Consigne : en analysant les trois documents, vous montrerez qu’il s’agit de trois points de vue qui ont eu pour conséquence trois comportements différents et trois étapes de la crise de Cuba.


Bonsoir mes chers compatriotes,
Fidèle à sa promesse, le gouvernement a continué de surveiller de très près les préparatifs militaires soviétiques à Cuba. Au cours de la dernière semaine, nous avons eu des preuves incontestables de la construction de plusieurs bases de fusées dans cette île opprimée. Ces sites de lancement ne peuvent avoir qu’un but : la constitution d’un potentiel nucléaire dirigé contre l’hémisphère occidental. [...]

Pour empêcher la mise en place d’un dispositif offensif, une stricte quarantaine sera appliquée sur tout équipement militaire offensif à destination de Cuba. Tous les bateaux à destination de Cuba, quels que soient leur pavillon ou leur provenance seront interceptés et seront obligés de faire demi-tour s’ils transportent des armes offensives. [...] Pour le moment cependant, nous ne cherchons pas à priver la population cubaine des produits dont elle a besoin pour vivre, comme les Soviétiques tentèrent de le faire durant le blocus de Berlin en 1948.
[...] Toute fusée nucléaire lancée à partir de Cuba, contre l’une quelconque des nations de l’hémisphère occidental, sera considérée comme l’équivalent d’une attaque soviétique contre les États-Unis, attaque qui entraînerait des représailles massives contre l’Union soviétique. [...]

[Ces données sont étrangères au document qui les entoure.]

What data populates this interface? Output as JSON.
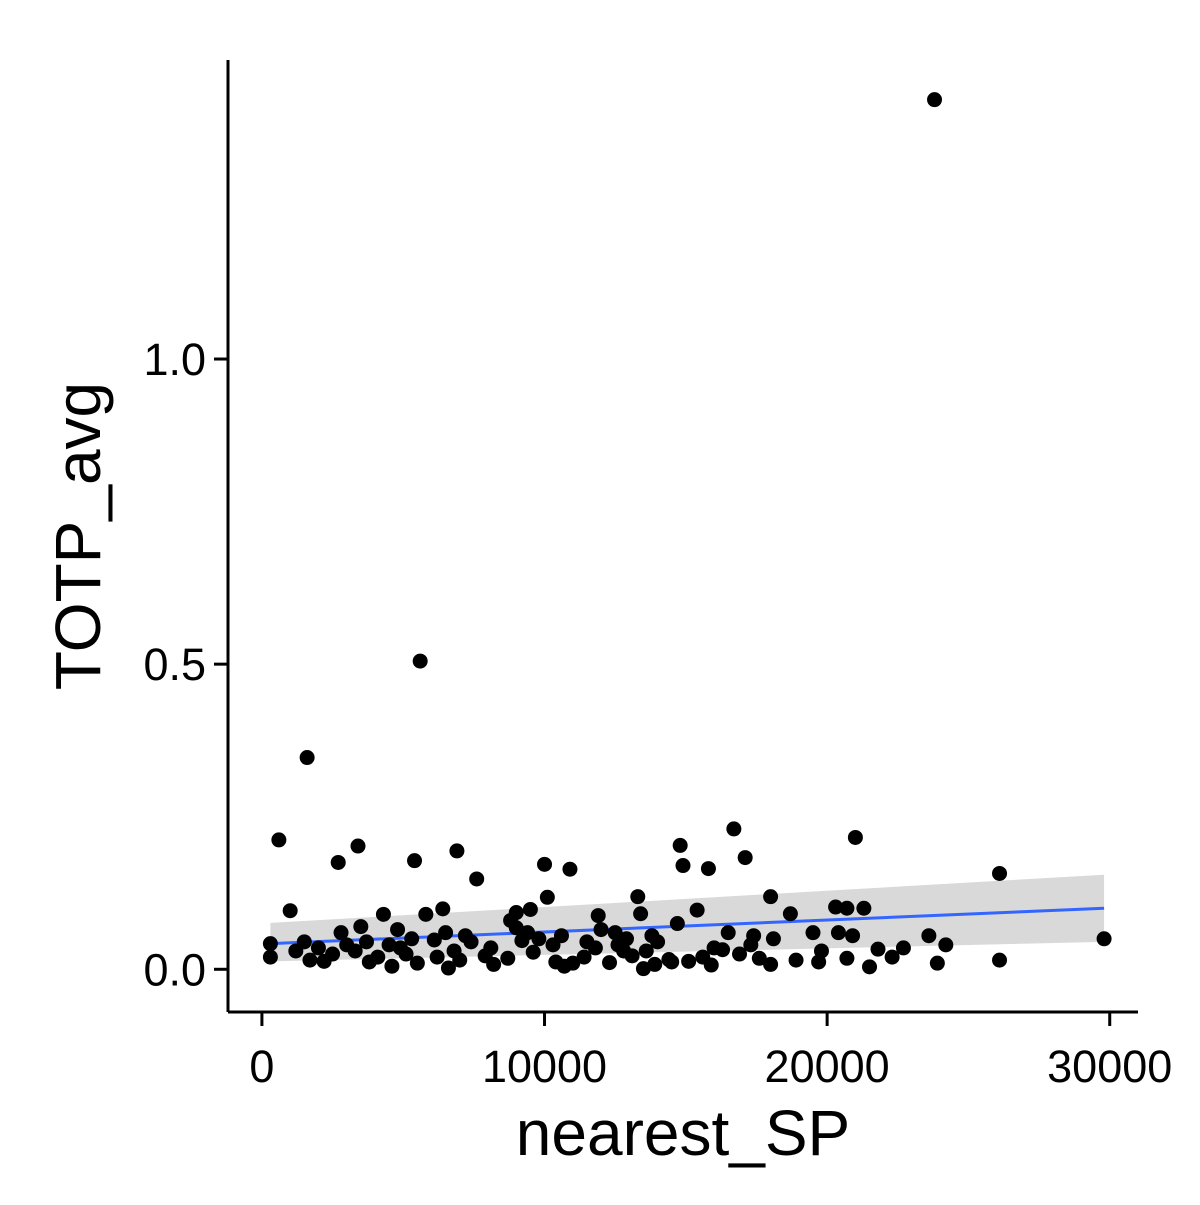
{
  "chart_data": {
    "type": "scatter",
    "title": "",
    "xlabel": "nearest_SP",
    "ylabel": "TOTP_avg",
    "xlim": [
      -1200,
      31000
    ],
    "ylim": [
      -0.07,
      1.49
    ],
    "x_ticks": [
      0,
      10000,
      20000,
      30000
    ],
    "x_tick_labels": [
      "0",
      "10000",
      "20000",
      "30000"
    ],
    "y_ticks": [
      0.0,
      0.5,
      1.0
    ],
    "y_tick_labels": [
      "0.0",
      "0.5",
      "1.0"
    ],
    "grid": false,
    "legend": "none",
    "colors": {
      "points": "#000000",
      "fit_line": "#3366ff",
      "ribbon": "#bfbfbf"
    },
    "fit": {
      "method": "linear",
      "x": [
        300,
        29800
      ],
      "y": [
        0.042,
        0.1
      ],
      "ci_lower": [
        0.013,
        0.045
      ],
      "ci_upper": [
        0.076,
        0.155
      ]
    },
    "points": [
      [
        23800,
        1.425
      ],
      [
        5600,
        0.505
      ],
      [
        1600,
        0.347
      ],
      [
        600,
        0.212
      ],
      [
        3400,
        0.202
      ],
      [
        2700,
        0.175
      ],
      [
        5400,
        0.178
      ],
      [
        6900,
        0.194
      ],
      [
        7600,
        0.148
      ],
      [
        1000,
        0.096
      ],
      [
        10000,
        0.172
      ],
      [
        10900,
        0.164
      ],
      [
        10100,
        0.118
      ],
      [
        13300,
        0.119
      ],
      [
        14800,
        0.203
      ],
      [
        14900,
        0.17
      ],
      [
        15800,
        0.165
      ],
      [
        16700,
        0.23
      ],
      [
        17100,
        0.183
      ],
      [
        18000,
        0.119
      ],
      [
        21000,
        0.216
      ],
      [
        26100,
        0.157
      ],
      [
        9000,
        0.093
      ],
      [
        9500,
        0.098
      ],
      [
        4300,
        0.09
      ],
      [
        5800,
        0.09
      ],
      [
        6400,
        0.099
      ],
      [
        11900,
        0.088
      ],
      [
        13400,
        0.091
      ],
      [
        14700,
        0.075
      ],
      [
        15400,
        0.097
      ],
      [
        18700,
        0.091
      ],
      [
        20300,
        0.102
      ],
      [
        21300,
        0.1
      ],
      [
        20700,
        0.1
      ],
      [
        3500,
        0.07
      ],
      [
        4800,
        0.065
      ],
      [
        7200,
        0.055
      ],
      [
        9800,
        0.05
      ],
      [
        12500,
        0.06
      ],
      [
        17400,
        0.055
      ],
      [
        19500,
        0.06
      ],
      [
        23600,
        0.055
      ],
      [
        24200,
        0.04
      ],
      [
        22700,
        0.035
      ],
      [
        21800,
        0.033
      ],
      [
        29800,
        0.05
      ],
      [
        26100,
        0.015
      ],
      [
        23900,
        0.01
      ],
      [
        19700,
        0.012
      ],
      [
        18900,
        0.015
      ],
      [
        18000,
        0.008
      ],
      [
        15900,
        0.007
      ],
      [
        13500,
        0.001
      ],
      [
        11000,
        0.01
      ],
      [
        8200,
        0.008
      ],
      [
        4600,
        0.005
      ],
      [
        2200,
        0.013
      ],
      [
        300,
        0.042
      ],
      [
        300,
        0.02
      ],
      [
        1200,
        0.03
      ],
      [
        1700,
        0.015
      ],
      [
        2500,
        0.025
      ],
      [
        3000,
        0.04
      ],
      [
        3800,
        0.012
      ],
      [
        4900,
        0.035
      ],
      [
        5500,
        0.01
      ],
      [
        6200,
        0.02
      ],
      [
        6600,
        0.002
      ],
      [
        7000,
        0.015
      ],
      [
        8700,
        0.018
      ],
      [
        9600,
        0.028
      ],
      [
        10400,
        0.012
      ],
      [
        10700,
        0.005
      ],
      [
        11400,
        0.02
      ],
      [
        12300,
        0.011
      ],
      [
        12800,
        0.03
      ],
      [
        13100,
        0.022
      ],
      [
        13900,
        0.008
      ],
      [
        14400,
        0.016
      ],
      [
        15100,
        0.013
      ],
      [
        16300,
        0.032
      ],
      [
        16900,
        0.025
      ],
      [
        17600,
        0.018
      ],
      [
        20700,
        0.018
      ],
      [
        21500,
        0.004
      ],
      [
        20400,
        0.06
      ],
      [
        18100,
        0.05
      ],
      [
        16000,
        0.035
      ],
      [
        14000,
        0.045
      ],
      [
        12600,
        0.04
      ],
      [
        11800,
        0.035
      ],
      [
        9200,
        0.047
      ],
      [
        8100,
        0.035
      ],
      [
        7400,
        0.045
      ],
      [
        6100,
        0.048
      ],
      [
        5300,
        0.05
      ],
      [
        4500,
        0.04
      ],
      [
        3300,
        0.03
      ],
      [
        2000,
        0.035
      ],
      [
        1500,
        0.045
      ],
      [
        2800,
        0.06
      ],
      [
        5100,
        0.025
      ],
      [
        6800,
        0.03
      ],
      [
        9000,
        0.068
      ],
      [
        10300,
        0.04
      ],
      [
        13600,
        0.03
      ],
      [
        14500,
        0.012
      ],
      [
        15600,
        0.02
      ],
      [
        17300,
        0.04
      ],
      [
        19800,
        0.03
      ],
      [
        20900,
        0.055
      ],
      [
        22300,
        0.02
      ],
      [
        16500,
        0.06
      ],
      [
        12000,
        0.065
      ],
      [
        8800,
        0.08
      ],
      [
        10600,
        0.055
      ],
      [
        11500,
        0.045
      ],
      [
        13800,
        0.055
      ],
      [
        7900,
        0.022
      ],
      [
        4100,
        0.02
      ],
      [
        3700,
        0.045
      ],
      [
        6500,
        0.06
      ],
      [
        9400,
        0.06
      ],
      [
        12900,
        0.05
      ]
    ]
  }
}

Mes chers concitoyens, personne ne saurait douter qu’il s’agit là d’une décision difficile et dangereuse [...] personne ne peut prévoir précisément ce qu’il adviendra ni quels seront les coûts et les pertes en vies humaines [...] mais le plus grand danger serait de ne rien faire... Notre objectif n’est pas la victoire par la force mais d’affirmer ce qui est juste, pas la paix aux dépens de la liberté, mais la paix et la liberté, ici dans cet hémisphère et, espérons-le, dans le monde entier. Si Dieu le veut, notre but sera atteint.
Merci et bonne nuit.

John F. Kennedy, Discours au peuple américain, 22 octobre 1962. http://microsites.jfklibrary.org/cmc/oct22/doc5.html http://www.atomicarchive.com/Docs/Cuba/CubaSpeech.shtml
vidéo (18:42) : https://www.youtube.com/watch?v=EgdUgzAWcrw


Cher camarade Khrouchtchev,
L’analyse de la situation et des rapports qui sont en ma possession me pousse à croire que l’agression est imminente et devrait intervenir d’ici 24 à 72 heures.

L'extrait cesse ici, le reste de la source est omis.